Glendon was formed by Matthew Barrett, the former head of distressed debt and special situations investing at Barclays, and by former managing directors Holly Kim and Brian Berman.
The three worked at Barclays from 2006 to 2013, according to regulatory filings by Glendon. They all joined the British bank from Oaktree Capital Management.
Glendon has about $2.8bn in assets under management, which includes some funds from Barclays and from other client accounts.
Barclays allowed Glendon to raise capital from external investors and they are likely to invest in the new fund.
Glendon is headquartered in California, US.
Barclays hived the team off earlier in the year and continues to manage Barclays money. The team has generated around a 17% annual rate of return since 2007.
Libor and Euribor Fix Scandals
Barclays and seven other banking giants were fined a combined total of €1.71bn by the European Commission (EC) for rigging the key benchmark interest rates Libor and Euribor.

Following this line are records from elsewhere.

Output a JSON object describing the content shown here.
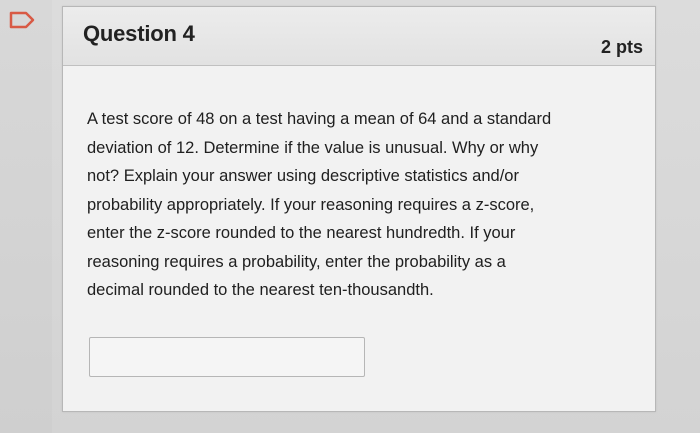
{
  "question": {
    "title": "Question 4",
    "points": "2 pts",
    "body_lines": [
      "A test score of 48 on a test having a mean of 64 and a standard",
      "deviation of 12. Determine if the value is unusual. Why or why",
      "not? Explain your answer using descriptive statistics and/or",
      "probability appropriately. If your reasoning requires a z-score,",
      "enter the z-score rounded to the nearest hundredth. If your",
      "reasoning requires a probability, enter the probability as a",
      "decimal rounded to the nearest ten-thousandth."
    ],
    "answer_value": ""
  },
  "icons": {
    "flag": "flag-icon"
  },
  "colors": {
    "flag_outline": "#d85a45",
    "card_background": "#f2f2f2",
    "header_background": "#e4e4e4"
  }
}
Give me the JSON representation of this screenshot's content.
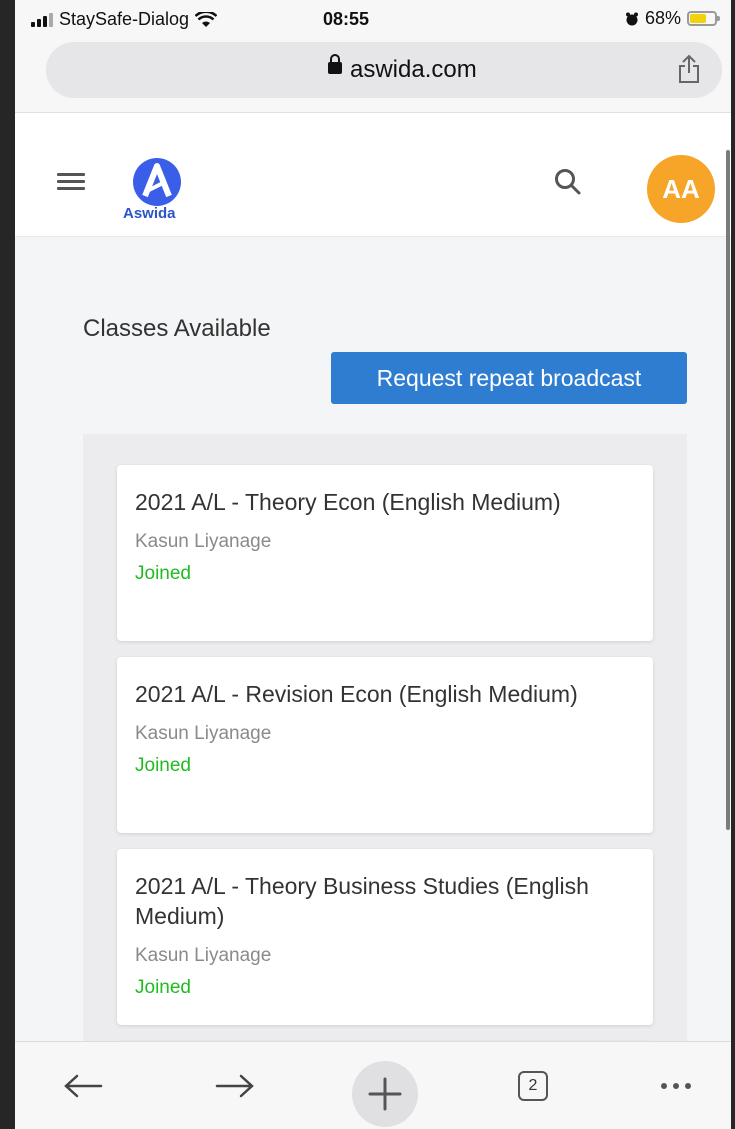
{
  "status_bar": {
    "carrier": "StaySafe-Dialog",
    "time": "08:55",
    "battery": "68%",
    "battery_level": 0.68,
    "icons": [
      "signal-icon",
      "wifi-icon",
      "alarm-icon",
      "battery-icon"
    ]
  },
  "browser": {
    "domain": "aswida.com",
    "tab_count": "2",
    "icons": [
      "lock-icon",
      "share-icon",
      "back-arrow-icon",
      "forward-arrow-icon",
      "plus-icon",
      "more-icon"
    ]
  },
  "header": {
    "logo_text": "Aswida",
    "avatar_initials": "AA",
    "icons": [
      "menu-icon",
      "aswida-logo-icon",
      "search-icon"
    ]
  },
  "main": {
    "title": "Classes Available",
    "request_button_label": "Request repeat broadcast",
    "classes": [
      {
        "title": "2021 A/L - Theory Econ (English Medium)",
        "teacher": "Kasun Liyanage",
        "status": "Joined"
      },
      {
        "title": "2021 A/L - Revision Econ (English Medium)",
        "teacher": "Kasun Liyanage",
        "status": "Joined"
      },
      {
        "title": "2021 A/L - Theory Business Studies (English Medium)",
        "teacher": "Kasun Liyanage",
        "status": "Joined"
      }
    ]
  },
  "colors": {
    "primary_button": "#2f7dd1",
    "avatar_bg": "#f7a528",
    "joined_text": "#22bb22",
    "logo_blue": "#2b56c8"
  }
}
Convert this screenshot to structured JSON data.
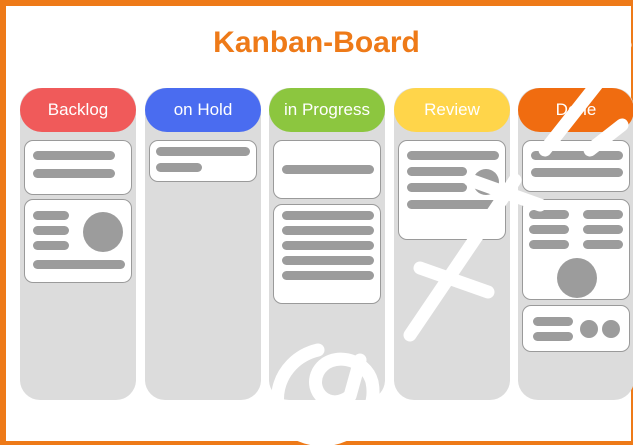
{
  "board": {
    "title": "Kanban-Board",
    "title_color": "#ee7a18",
    "frame_color": "#ee7a18",
    "column_background": "#dcdcdc",
    "card_placeholder_color": "#9c9c9c"
  },
  "columns": [
    {
      "label": "Backlog",
      "color": "#f05a5a"
    },
    {
      "label": "on Hold",
      "color": "#4a6cf0"
    },
    {
      "label": "in Progress",
      "color": "#8cc63f"
    },
    {
      "label": "Review",
      "color": "#ffd54a"
    },
    {
      "label": "Done",
      "color": "#f06c10"
    }
  ],
  "watermark": {
    "shape": "at-sign-and-letters",
    "color": "#000000"
  }
}
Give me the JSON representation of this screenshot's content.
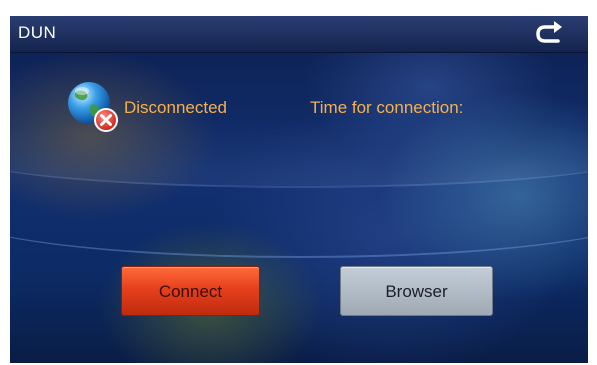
{
  "window": {
    "title": "DUN",
    "back_icon": "return-arrow-icon"
  },
  "status": {
    "icon": "globe-disconnected-icon",
    "text": "Disconnected"
  },
  "connection_time": {
    "label": "Time for connection:"
  },
  "buttons": {
    "connect_label": "Connect",
    "browser_label": "Browser"
  },
  "colors": {
    "accent_text": "#f7b14a",
    "connect_button": "#e6401c",
    "browser_button": "#b2bcc7"
  }
}
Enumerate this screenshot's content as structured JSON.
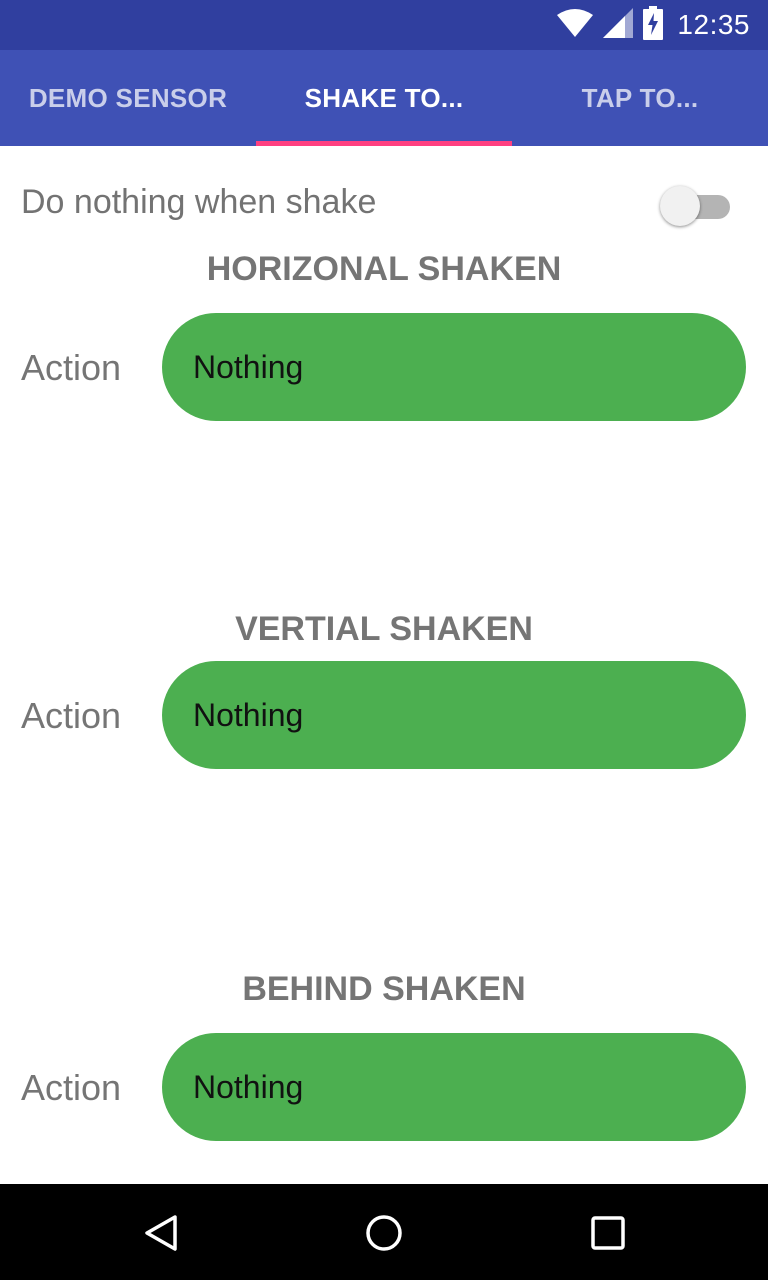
{
  "status_bar": {
    "time": "12:35",
    "icons": [
      "wifi-icon",
      "cell-signal-icon",
      "battery-charging-icon"
    ]
  },
  "tabs": [
    {
      "label": "DEMO SENSOR",
      "active": false
    },
    {
      "label": "SHAKE TO...",
      "active": true
    },
    {
      "label": "TAP TO...",
      "active": false
    }
  ],
  "toggle": {
    "label": "Do nothing when shake",
    "checked": false
  },
  "sections": [
    {
      "title": "HORIZONAL SHAKEN",
      "action_label": "Action",
      "value": "Nothing"
    },
    {
      "title": "VERTIAL SHAKEN",
      "action_label": "Action",
      "value": "Nothing"
    },
    {
      "title": "BEHIND SHAKEN",
      "action_label": "Action",
      "value": "Nothing"
    }
  ],
  "nav_bar": {
    "icons": [
      "back-icon",
      "home-icon",
      "recents-icon"
    ]
  },
  "colors": {
    "status_bar": "#303f9f",
    "tab_bar": "#3f51b5",
    "tab_indicator": "#ff4081",
    "action_pill": "#4caf50"
  }
}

The EC said on 4 December that Libor and Euribor fixing was committed in two separate cartels.
In the first, Barclays, Deutsche, Société Générale and RBS are accused of operating in a cartel between September 2005 and May 2008 in the Euro interest rate derivatives market.
The second cartel involved Japanese yen interest rate derivatives. Those involved in this group were UBS, RBS, Deutsche, JPMorgan, Citigroup and RP Martin.
Barclays avoided a €690m ($938m, £573m) fine for blowing the whistle on the cartel.
Barclays Bankers Jailed
In November, two Barclays bank employees were sentenced to five years imprisonment following their roles in £1.3 million worth of fraud on old age pensioners.
Karl Edwards, 44 and Andrew Waters, 26 appeared at the Birmingham Crown Court following the fraudulent activities, they received five years each.
The court heard that the bankers targeted three victims who were all over the age of 80.